Google targeting all the world's content and all your information

Google has been rightly called to task for its disingenuous “do no evil
Written by Donna Bogatin, Contributor
Google has toned down the use of its much derided “do no evil” slogan; Schmidt and company, however, continue to fly their “organize the world’s information” flag.

Google has been rightly called to task for its disingenuous “do no evil” formula. As we embark on this changing of the seasons perhaps it is also time to change our tune on Google’s celebrated mission to make “universally accessible and useful" the world’s information they have “organized.”

As I put forth in “Google to Microsoft: Wolf in sheep’s clothing,” Google has an uncanny ability to make even its most calculated of competitive moves appear to be generous, friendly endeavors:

Google has a knack for launching (hoped for) category killer applications directly aimed at usurping existing market leaders’ positions with its reassuring “we’re not a competitive threat, we complement each other” mantra.

Google downplays its blatant incursions into competitors’ territories, while promoting its encroachment on the information and content of others.

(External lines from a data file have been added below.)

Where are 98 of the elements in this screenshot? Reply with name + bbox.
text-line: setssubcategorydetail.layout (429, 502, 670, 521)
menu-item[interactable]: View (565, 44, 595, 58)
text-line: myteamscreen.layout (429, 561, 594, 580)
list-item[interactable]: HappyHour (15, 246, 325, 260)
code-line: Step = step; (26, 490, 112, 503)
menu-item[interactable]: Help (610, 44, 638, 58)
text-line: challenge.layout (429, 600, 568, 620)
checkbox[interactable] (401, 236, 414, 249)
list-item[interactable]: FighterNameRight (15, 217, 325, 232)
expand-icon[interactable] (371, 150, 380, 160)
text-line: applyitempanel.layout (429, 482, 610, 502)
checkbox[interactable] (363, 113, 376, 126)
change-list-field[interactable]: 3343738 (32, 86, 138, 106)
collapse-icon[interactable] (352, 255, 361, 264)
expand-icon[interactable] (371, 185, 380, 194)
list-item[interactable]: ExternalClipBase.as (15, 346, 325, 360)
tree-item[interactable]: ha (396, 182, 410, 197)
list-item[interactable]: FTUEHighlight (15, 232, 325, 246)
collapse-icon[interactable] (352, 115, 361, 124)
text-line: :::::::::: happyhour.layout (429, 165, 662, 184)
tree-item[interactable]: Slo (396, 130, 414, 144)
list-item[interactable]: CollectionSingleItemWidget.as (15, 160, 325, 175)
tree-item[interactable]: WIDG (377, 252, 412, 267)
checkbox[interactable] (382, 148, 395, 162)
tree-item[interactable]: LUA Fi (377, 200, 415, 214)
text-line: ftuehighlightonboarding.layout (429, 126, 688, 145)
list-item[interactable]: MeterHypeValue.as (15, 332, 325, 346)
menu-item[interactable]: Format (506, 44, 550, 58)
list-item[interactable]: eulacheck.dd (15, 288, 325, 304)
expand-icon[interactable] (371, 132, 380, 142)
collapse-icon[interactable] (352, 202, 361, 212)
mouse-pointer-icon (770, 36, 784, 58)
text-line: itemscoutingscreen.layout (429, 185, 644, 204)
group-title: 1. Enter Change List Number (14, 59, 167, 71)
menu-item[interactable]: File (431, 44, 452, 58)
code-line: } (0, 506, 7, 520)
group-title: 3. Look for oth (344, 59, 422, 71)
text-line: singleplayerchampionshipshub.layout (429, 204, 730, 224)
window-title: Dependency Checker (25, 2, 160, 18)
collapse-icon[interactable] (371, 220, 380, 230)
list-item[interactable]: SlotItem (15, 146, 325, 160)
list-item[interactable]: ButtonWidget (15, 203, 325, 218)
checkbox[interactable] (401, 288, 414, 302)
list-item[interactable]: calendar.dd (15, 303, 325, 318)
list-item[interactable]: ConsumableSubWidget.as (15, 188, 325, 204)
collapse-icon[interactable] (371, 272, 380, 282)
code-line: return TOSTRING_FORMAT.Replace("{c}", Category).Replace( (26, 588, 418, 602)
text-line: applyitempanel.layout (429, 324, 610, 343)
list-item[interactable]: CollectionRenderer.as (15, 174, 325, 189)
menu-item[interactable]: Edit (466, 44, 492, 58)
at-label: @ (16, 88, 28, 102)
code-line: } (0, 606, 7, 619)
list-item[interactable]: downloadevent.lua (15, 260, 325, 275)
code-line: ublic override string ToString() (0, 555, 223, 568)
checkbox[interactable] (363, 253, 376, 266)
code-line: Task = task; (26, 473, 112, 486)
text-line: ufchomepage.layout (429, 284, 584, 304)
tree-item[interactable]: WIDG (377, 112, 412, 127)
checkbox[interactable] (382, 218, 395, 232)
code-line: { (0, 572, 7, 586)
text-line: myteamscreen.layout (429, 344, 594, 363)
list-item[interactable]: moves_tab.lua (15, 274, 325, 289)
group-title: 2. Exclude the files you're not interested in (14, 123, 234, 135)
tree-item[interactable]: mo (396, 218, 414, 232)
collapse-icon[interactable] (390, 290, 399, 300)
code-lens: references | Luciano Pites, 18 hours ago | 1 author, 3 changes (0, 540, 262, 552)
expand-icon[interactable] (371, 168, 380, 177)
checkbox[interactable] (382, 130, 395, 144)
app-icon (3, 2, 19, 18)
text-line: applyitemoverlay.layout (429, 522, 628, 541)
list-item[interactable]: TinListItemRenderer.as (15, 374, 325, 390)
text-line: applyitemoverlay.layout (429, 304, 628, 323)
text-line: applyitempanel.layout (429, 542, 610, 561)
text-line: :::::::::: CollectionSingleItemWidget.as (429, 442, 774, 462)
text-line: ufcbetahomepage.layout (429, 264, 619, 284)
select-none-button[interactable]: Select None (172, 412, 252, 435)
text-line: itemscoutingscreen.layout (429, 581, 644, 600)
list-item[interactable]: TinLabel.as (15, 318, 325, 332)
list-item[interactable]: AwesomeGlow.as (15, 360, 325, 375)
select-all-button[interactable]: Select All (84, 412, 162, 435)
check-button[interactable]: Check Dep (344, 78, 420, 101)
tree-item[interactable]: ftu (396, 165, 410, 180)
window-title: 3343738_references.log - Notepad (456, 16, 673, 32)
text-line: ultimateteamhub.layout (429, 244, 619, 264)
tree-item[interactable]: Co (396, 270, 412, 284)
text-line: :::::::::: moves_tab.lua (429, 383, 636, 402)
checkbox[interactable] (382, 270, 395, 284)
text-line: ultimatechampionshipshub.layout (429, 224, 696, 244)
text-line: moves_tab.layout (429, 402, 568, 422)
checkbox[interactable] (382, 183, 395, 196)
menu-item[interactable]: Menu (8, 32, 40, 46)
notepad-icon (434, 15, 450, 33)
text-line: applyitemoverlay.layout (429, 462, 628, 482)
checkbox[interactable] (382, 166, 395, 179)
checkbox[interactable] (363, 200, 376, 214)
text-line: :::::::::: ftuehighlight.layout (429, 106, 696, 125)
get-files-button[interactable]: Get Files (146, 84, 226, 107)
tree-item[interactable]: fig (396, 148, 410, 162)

Google CEO Eric Schmidt was beaming at the company’s Q2 2006 earnings conference call in July; his unbridled confidence in the power of Google to virtually master the world was palpable over the Internet. Schmidt started the conference call by extolling:

not just from an information perspective, but also from a monetization perspective… We don't see any signs of approaching any limits to this vision. The opportunities before us really are unlimited at this point.

What is the unlimited opportunity Schmidt is targeting? Google believes it is in its power and in its right to be master of the world’s content and ruler of the world’s advertising. According to Schmidt:

we said we are in the search business, so we need all of the information. We want to partner with people to get information so our search end users can see it. We're also in the advertising business, and we'd like to provide advertising services to people who have their own proprietary content. So depending on where we are in that spectrum, we either do an advertising deal or a content deal or a hybrid deal. But ultimately our goal at Google is to have the strongest advertising network and all the world's information, that's part of our mission.

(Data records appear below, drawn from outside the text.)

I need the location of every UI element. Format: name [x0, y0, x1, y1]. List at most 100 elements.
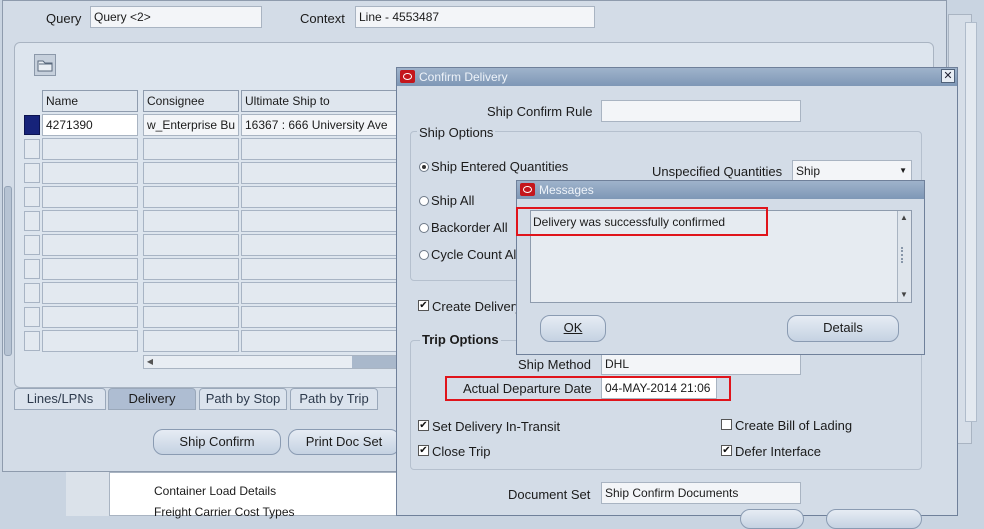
close-trip-checkbox[interactable]: ✔: [418, 445, 429, 456]
defer-interface-label: Defer Interface: [735, 444, 821, 459]
selected-row-marker[interactable]: [24, 115, 40, 135]
table-cell[interactable]: [42, 162, 138, 184]
table-cell[interactable]: [143, 210, 239, 232]
radio-ship-all[interactable]: [419, 196, 429, 206]
oracle-logo-icon: [400, 70, 415, 83]
table-cell[interactable]: [143, 186, 239, 208]
table-cell-consignee[interactable]: w_Enterprise Bu: [143, 114, 239, 136]
set-delivery-in-transit-checkbox[interactable]: ✔: [418, 420, 429, 431]
column-header-name[interactable]: Name: [42, 90, 138, 112]
create-delivery-label: Create Delivery: [432, 299, 522, 314]
table-cell[interactable]: [241, 210, 401, 232]
context-label: Context: [300, 11, 345, 26]
left-scroll-handle[interactable]: [4, 186, 12, 356]
scroll-grip-icon[interactable]: [901, 247, 907, 263]
row-marker[interactable]: [24, 139, 40, 159]
column-header-name-label: Name: [46, 94, 79, 108]
ship-confirm-button-label: Ship Confirm: [179, 434, 255, 449]
table-cell[interactable]: [241, 330, 401, 352]
table-cell[interactable]: [241, 306, 401, 328]
close-trip-label: Close Trip: [432, 444, 491, 459]
row-marker[interactable]: [24, 211, 40, 231]
table-cell[interactable]: [143, 234, 239, 256]
print-doc-set-button-label: Print Doc Set: [305, 434, 383, 449]
dialog-ok-button-partial[interactable]: [740, 509, 804, 529]
close-icon[interactable]: ✕: [941, 69, 955, 83]
radio-backorder-all[interactable]: [419, 223, 429, 233]
table-cell[interactable]: [241, 234, 401, 256]
row-marker[interactable]: [24, 235, 40, 255]
table-cell[interactable]: [42, 234, 138, 256]
background-menu-gutter: [66, 472, 110, 516]
radio-ship-entered-quantities-label: Ship Entered Quantities: [431, 159, 569, 174]
table-cell[interactable]: [241, 258, 401, 280]
scroll-left-icon[interactable]: ◀: [144, 356, 156, 368]
menu-item-container-load-details[interactable]: Container Load Details: [154, 484, 276, 498]
table-cell[interactable]: [42, 282, 138, 304]
print-doc-set-button[interactable]: Print Doc Set: [288, 429, 400, 455]
confirm-delivery-titlebar: Confirm Delivery: [397, 68, 957, 86]
column-header-consignee[interactable]: Consignee: [143, 90, 239, 112]
departure-highlight-box: [445, 376, 731, 401]
table-cell[interactable]: [143, 138, 239, 160]
ship-confirm-button[interactable]: Ship Confirm: [153, 429, 281, 455]
messages-titlebar: Messages: [517, 181, 924, 199]
table-cell[interactable]: [241, 138, 401, 160]
table-cell[interactable]: [143, 258, 239, 280]
row-marker[interactable]: [24, 259, 40, 279]
table-cell-name[interactable]: 4271390: [42, 114, 138, 136]
defer-interface-checkbox[interactable]: ✔: [721, 445, 732, 456]
table-cell[interactable]: [241, 186, 401, 208]
messages-ok-label: OK: [563, 320, 583, 335]
tab-lines-lpns[interactable]: Lines/LPNs: [14, 388, 106, 410]
table-cell[interactable]: [241, 162, 401, 184]
table-cell[interactable]: [42, 306, 138, 328]
table-cell[interactable]: [42, 258, 138, 280]
table-cell[interactable]: [143, 306, 239, 328]
ship-method-field[interactable]: DHL: [601, 353, 801, 375]
folder-icon[interactable]: [34, 54, 56, 76]
document-set-field[interactable]: Ship Confirm Documents: [601, 482, 801, 504]
row-marker[interactable]: [24, 187, 40, 207]
row-marker[interactable]: [24, 283, 40, 303]
radio-ship-entered-quantities[interactable]: [419, 162, 429, 172]
scroll-up-icon[interactable]: ▲: [898, 212, 910, 224]
tab-path-by-stop[interactable]: Path by Stop: [199, 388, 287, 410]
ship-confirm-rule-field[interactable]: [601, 100, 801, 122]
messages-title: Messages: [539, 183, 594, 197]
table-cell[interactable]: [241, 282, 401, 304]
row-marker[interactable]: [24, 163, 40, 183]
dialog-cancel-button-partial[interactable]: [826, 509, 922, 529]
messages-ok-button[interactable]: OK: [540, 315, 606, 342]
tab-path-by-trip[interactable]: Path by Trip: [290, 388, 378, 410]
query-field[interactable]: Query <2>: [90, 6, 262, 28]
create-delivery-checkbox[interactable]: ✔: [418, 300, 429, 311]
create-bill-of-lading-checkbox[interactable]: [721, 419, 732, 430]
confirm-delivery-title: Confirm Delivery: [419, 70, 508, 84]
radio-cycle-count-all[interactable]: [419, 250, 429, 260]
menu-item-freight-carrier-cost-types[interactable]: Freight Carrier Cost Types: [154, 505, 295, 519]
row-marker[interactable]: [24, 307, 40, 327]
table-cell[interactable]: [42, 186, 138, 208]
table-cell[interactable]: [143, 282, 239, 304]
table-cell-ultimate-ship-to[interactable]: 16367 : 666 University Ave: [241, 114, 401, 136]
trip-options-label: Trip Options: [420, 332, 501, 347]
messages-details-button[interactable]: Details: [787, 315, 899, 342]
context-field[interactable]: Line - 4553487: [355, 6, 595, 28]
column-header-ultimate-ship-to[interactable]: Ultimate Ship to: [241, 90, 401, 112]
table-cell[interactable]: [143, 162, 239, 184]
table-cell[interactable]: [143, 330, 239, 352]
background-pane-right-inner: [965, 22, 977, 422]
table-cell[interactable]: [42, 330, 138, 352]
table-cell[interactable]: [42, 210, 138, 232]
horizontal-scroll-thumb[interactable]: [352, 356, 400, 368]
tab-delivery[interactable]: Delivery: [108, 388, 196, 410]
ship-options-label: Ship Options: [417, 125, 496, 140]
scroll-down-icon[interactable]: ▼: [898, 289, 910, 301]
unspecified-quantities-value: Ship: [796, 164, 821, 178]
table-cell[interactable]: [42, 138, 138, 160]
unspecified-quantities-label: Unspecified Quantities: [652, 164, 783, 179]
unspecified-quantities-select[interactable]: Ship ▼: [792, 160, 912, 182]
radio-backorder-all-label: Backorder All: [431, 220, 508, 235]
row-marker[interactable]: [24, 331, 40, 351]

Google is not simply posturing, it is all too serious. Google’s vision for Google Book Search speaks volumes. In “Google Library to world: give us 'all books in all languages,' free of charge” I cite Google on its goal of obtaining access to and ownership of every single book ever published in the world, cost-free to Google:

For Google, all the world’s information includes “all books in all languages.” Google aims to be the world’s single virtual depository for access to every single book in the world:

“Our ultimate goal is to work with publishers and libraries to create a comprehensive, searchable, virtual card catalog of all books in all languages that helps users discover new books and publishers discover new readers.”

How does Google plan on obtaining “all books in all languages”?

• Is it purchasing every single book in the world to compensate every single author in the world?
• Is it paying not-for-profit libraries for the right to obtain the books they have paid publishers to acquire?

NO. In today’s Google world, it is the Google way, or the highway. What is the Google content acquisition way? Obtain content cost-free and exploit others’ content to Google’s financial advantage.

Google not only publicly states its goal of acquiring access to and ownership of literally every single book in the world, it also publicly states its objective of obtaining and archiving literally every single piece of individuals’ personal information in the world. Schmidt confirmed last month at the Search Engine Strategies conference:

If you think about it, all the world's information includes personal information. Personal information is held in online word processing, online spreadsheets, online calendar, online email. If we can unify those in a way that's new and make them shareable, which indeed we announced we're doing; we're delivering the first versions of those products now. You all can test it and see if you agree with it. We think it has a really big impact on end users.

In “Google GMail personal data mining: Where is the outrage?” I highlight the privacy implications of Google’s stance that “the world’s information includes personal information”:

Millions of tech savvy individuals use, and are clamoring to use, Google’s Gmail, a system which openly states it data mines personal email communications, and sells ads against the personal data. According to Google:

Gmail is an experiment in a new kind of webmail, built on the idea that you should never have to delete mail…Use Google search to find the exact message you want, no matter when it was sent or received. Don't throw anything away. Over 2753.300749 megabytes (and counting) of free storage so you'll never need to delete another message.

While Google proudly proclaims it will never delete its users personal information, and asserts its right to commercially exploit such personal data, tech savvy Internet users willingly feed the Google personal data mining engine daily.

Is it a good thing for Google to be the master of all our information and of all the world's content?